Romney’s plan of attack against Perry

With the last few polls showing Rick Perry as the frontrunner in the Republican field for president, Mitt Romney is no doubt trying to figure out how to slow that train down. Pver the Washington Post, Marc Thiessen explains Romney’s plan:

If Perry fails to implode and continues to surge in the polls, Romney eventually will have to go on the attack — an assault his advisers say will commence “at a time of our choosing.” Romney strategists are quick to note that in his book, “Fed Up!,” Perry writes that “By any measure, Social Security is a failure” and calls the program “something we have been forced to accept for more than 70 years now” that was created “at the expense of respect for the Constitution and limited government.”

Look at what happened to Paul Ryan when he proposed a plan to save Medicare, they say. Romney’s campaign will argue that Perry is against the very idea of Social Security and Medicare, and that he will use Perry’s book to scare seniors in early-primary states with large retiree populations, such as Florida and South Carolina.

The Romney campaign also plans to use immigration to drive a wedge between Perry and his conservative base, by highlighting Perry’s opposition to a border fence and legislation he signed in 2001 allowing the children of illegal immigrants to attend Texas colleges and universities at in-state tuition. Without mentioning Perry by name, Romney pointed out at a town hall here in Dover that he vetoed similar legislation as governor of Massachusetts, declaring, “If you say, guess what, if you come here illegally, your kids will get [in-state tuition], that draws more people here illegally.” Romney strategists believe the immigration issue will be devastating for Perry with Tea Party Republicans across the country — and especially in important primary states like Arizona.

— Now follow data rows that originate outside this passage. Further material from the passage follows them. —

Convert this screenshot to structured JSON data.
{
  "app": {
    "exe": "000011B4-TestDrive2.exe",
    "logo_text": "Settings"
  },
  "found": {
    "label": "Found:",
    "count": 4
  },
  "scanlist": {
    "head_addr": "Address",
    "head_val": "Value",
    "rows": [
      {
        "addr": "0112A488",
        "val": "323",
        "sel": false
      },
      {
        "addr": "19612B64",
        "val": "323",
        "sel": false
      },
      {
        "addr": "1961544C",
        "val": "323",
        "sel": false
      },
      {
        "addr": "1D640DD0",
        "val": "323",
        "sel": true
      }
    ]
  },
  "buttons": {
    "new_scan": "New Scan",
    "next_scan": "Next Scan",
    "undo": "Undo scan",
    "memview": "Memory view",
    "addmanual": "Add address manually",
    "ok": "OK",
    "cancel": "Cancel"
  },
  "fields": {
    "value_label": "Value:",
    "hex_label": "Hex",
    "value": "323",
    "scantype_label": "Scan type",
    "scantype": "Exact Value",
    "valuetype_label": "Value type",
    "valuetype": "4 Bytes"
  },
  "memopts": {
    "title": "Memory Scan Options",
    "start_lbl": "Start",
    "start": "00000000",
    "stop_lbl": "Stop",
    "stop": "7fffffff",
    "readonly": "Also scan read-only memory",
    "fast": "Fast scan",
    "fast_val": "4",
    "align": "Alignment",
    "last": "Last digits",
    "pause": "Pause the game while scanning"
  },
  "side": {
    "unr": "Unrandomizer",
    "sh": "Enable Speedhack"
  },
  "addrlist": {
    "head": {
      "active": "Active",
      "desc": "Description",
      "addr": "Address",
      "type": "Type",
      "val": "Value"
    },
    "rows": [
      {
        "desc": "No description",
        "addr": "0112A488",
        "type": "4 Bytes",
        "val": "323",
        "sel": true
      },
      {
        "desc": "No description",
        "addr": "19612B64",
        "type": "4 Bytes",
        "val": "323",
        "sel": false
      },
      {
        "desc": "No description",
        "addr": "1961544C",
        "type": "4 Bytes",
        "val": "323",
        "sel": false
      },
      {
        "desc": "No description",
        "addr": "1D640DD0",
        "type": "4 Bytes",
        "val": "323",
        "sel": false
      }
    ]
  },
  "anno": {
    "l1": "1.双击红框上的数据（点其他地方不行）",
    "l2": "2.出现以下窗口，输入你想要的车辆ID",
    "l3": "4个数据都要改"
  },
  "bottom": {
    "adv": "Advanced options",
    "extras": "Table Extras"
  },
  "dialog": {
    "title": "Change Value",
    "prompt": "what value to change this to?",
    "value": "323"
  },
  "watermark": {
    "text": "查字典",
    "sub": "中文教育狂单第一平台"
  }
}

Team Romney intends to undermine Perry’s appeal on the right by painting him as the anti-government candidate who has spent most of his life in government — first as a state legislator, then as agriculture secretary, lieutenant governor and governor. They will tar Perry as an old-style Texas, pay-to-play, career politician whose state is worse off now than when he first took office. They will contrast Perry’s quarter-century in government with Romney’s 25 years creating jobs in the private sector. Romney hinted at this line of attack at a town hall meeting in Keene last week, declaring, “I won’t just have been somebody who watched jobs be created, I actually created jobs.. . . I spent four years in government. I joke that I didn’t inhale.”

Perry will have answers for these and other charges, and attacks of his own planned for Romney. But Romney’s team believes that Republicans want, above all, a nominee who can beat President Obama — and points to a recent Mason-Dixon poll in Florida that shows Romney defeating Obama handily if the election were held today, while Perry is in a statistical dead-heat with Obama. (Other polls show Perry well ahead of Obama in Florida.)

The Romney campaign will argue that Perry repels independents and can’t win in key swing states such as Florida, Ohio, Wisconsin, Pennsylvania and Michigan — while Romney can.

Smart politics, of course, but some of these points are these points are things we’d hear from Democrats, specifically on entitlements. Sure, Perry has expressed some problems he has with Social Security, including that it’s a Ponzi scheme and unconsitutional (sorry, SCOTUS got that one wrong).

As I’ve noted before, Perry is going to run on the jobs created in his state during the recession. That is going to be a strong rhetorical points during the GOP primary and it’s not something that Romney will be easy to dismiss. Immigration and electability are both points that Romney will really have to hammer against Perry, but those two issues - much like traditional social issues - probably aren’t going to be a the forefront of Republican voters’ minds.

Perry may eventually fade if he doesn’t do well in debates and winds up having a major gaffe. Perry is reaping the benefits of conservatives and tea partyers distrust of Romney.

Romney’s problems are ultimately his fault and while he may chip away at Perry’s sizeable, he has a lot to do as far as winning over skeptics.